Acara ini turut dihadiri oleh Wakil Gubernur DIY, KGPAA Pakualam X, turut hadir dalam acara tersebut, Jajaran Bupati/Wakil Bupati , Kapolda DIY, Komisioner Komisi Informasi Pusat, Ketua KID DIY, dan Kepala Badan Publik atau yang mewakili. Mengingat kondisi pandemi yang masih berlangsung, jumlah tamu undangan dibatasi dan acara dilaksanakan dengan protokol Kesehatan yang berlaku.

Setelah pembukaan, acara diawali dengan penyampaial Laporan Monev Keterbukaan Informasi Badan Publik DIY Tahun 2021 yang disampaikan oleh Ketua KID DIY, H. Muh Hasyim, S.H., M.Hum. Pada laporannya, Ketua KID DIY menyampaikan pada Monev Keterbukaan Informasi Badan Publik tahun 2021 terdapat 363 Badan Publik yang terbagi di dalam 10 klaster. Hasil monev dan penilaian menunjukkan peningkatan jumlah Badan Publik dengan kategori Informatif dibandingkan tahun lalu, yaitu 89 Badan Publik (tahun lalu berjumlah 31 Badan Publik). Selaras dengan kenaikan tersebut, Badan Publik dengan kategori Tidak Informatif mengalami penurunan dibandingkan tahun lalu, yakni 82 Badan Publik (tahun lalu berjumlah 150 Badan Publik).

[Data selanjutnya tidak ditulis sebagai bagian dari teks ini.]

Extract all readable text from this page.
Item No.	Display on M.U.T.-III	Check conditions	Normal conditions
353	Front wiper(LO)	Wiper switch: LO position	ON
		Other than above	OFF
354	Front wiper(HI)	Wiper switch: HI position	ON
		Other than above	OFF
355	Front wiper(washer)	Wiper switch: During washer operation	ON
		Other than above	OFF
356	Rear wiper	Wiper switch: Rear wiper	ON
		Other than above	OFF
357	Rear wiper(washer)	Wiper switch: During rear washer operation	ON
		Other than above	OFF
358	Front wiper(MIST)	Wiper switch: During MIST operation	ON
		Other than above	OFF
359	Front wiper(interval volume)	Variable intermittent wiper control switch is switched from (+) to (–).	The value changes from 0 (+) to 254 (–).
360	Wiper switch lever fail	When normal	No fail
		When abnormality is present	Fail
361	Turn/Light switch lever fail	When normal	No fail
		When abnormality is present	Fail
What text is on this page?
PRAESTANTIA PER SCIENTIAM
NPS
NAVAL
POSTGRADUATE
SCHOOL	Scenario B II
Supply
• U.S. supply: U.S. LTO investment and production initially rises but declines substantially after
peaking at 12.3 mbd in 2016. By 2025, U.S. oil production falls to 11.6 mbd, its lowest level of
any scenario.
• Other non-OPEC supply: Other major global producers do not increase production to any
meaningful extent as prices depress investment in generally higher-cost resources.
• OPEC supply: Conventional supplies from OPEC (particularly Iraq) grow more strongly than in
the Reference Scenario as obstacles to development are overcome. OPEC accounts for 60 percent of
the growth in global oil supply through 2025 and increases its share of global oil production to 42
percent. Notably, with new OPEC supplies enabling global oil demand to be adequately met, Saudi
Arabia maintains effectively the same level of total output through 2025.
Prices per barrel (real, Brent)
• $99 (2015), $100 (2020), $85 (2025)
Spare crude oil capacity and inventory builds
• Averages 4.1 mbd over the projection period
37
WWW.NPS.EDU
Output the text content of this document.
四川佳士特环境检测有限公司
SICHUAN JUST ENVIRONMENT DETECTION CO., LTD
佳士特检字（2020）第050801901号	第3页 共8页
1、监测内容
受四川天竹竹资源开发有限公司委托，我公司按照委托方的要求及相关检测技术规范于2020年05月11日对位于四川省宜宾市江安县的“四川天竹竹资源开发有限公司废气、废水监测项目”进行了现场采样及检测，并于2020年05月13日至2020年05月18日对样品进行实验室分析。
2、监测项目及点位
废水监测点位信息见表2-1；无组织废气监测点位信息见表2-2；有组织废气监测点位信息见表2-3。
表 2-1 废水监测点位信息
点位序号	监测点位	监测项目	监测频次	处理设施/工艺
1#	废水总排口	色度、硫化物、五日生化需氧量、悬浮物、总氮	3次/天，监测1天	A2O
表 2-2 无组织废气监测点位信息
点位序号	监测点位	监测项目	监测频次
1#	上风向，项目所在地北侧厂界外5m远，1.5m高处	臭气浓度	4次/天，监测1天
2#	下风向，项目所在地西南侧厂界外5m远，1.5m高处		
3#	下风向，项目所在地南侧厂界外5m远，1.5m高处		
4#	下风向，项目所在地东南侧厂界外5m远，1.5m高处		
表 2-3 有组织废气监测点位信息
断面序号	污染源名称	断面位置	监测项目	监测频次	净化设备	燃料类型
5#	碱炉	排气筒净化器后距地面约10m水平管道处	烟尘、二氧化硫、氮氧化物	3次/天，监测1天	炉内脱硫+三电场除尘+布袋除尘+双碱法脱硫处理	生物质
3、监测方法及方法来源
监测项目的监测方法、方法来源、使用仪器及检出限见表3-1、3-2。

Sambutan berikutnya disampaikan oleh anggota Komisioner Komisi Informasi Pusat, Romanus Ndau Lendong, S.Fil, M.Si. Pada sambutannya, beliau menyampaikan bahwa terdapat proyeksi tingkat nasional bahwa pada tahun 2024, Badan Publik dengan kategori Informatif sudah mencapai 95%. Romanus Ndau Lendong, S.Fil., M.Si juga menyampaikan apresiasi yang tinggi kepada Kalurahan Karangsari Kabupaten Kulon Progo yang berhasil menjadi 8 besar nasional dari 74.000 desa di Indonesia dalam Lomba Apresiasi Desa.

Selanjutnya memasuki acara puncak adalah pemberian penghargaan kepada Badan Publik yang masuk dalam pemeringkatan yang dilakukan oleh KID DIY. Melalui pemberian apresiasi tersebut, diharapkan akan menjadi motivasi tersendiri bagi setiap Badan Publik untuk mampu mempertahankan atau meningkatkan penerapan keterbukaan informasi Badan Publik masing-masing.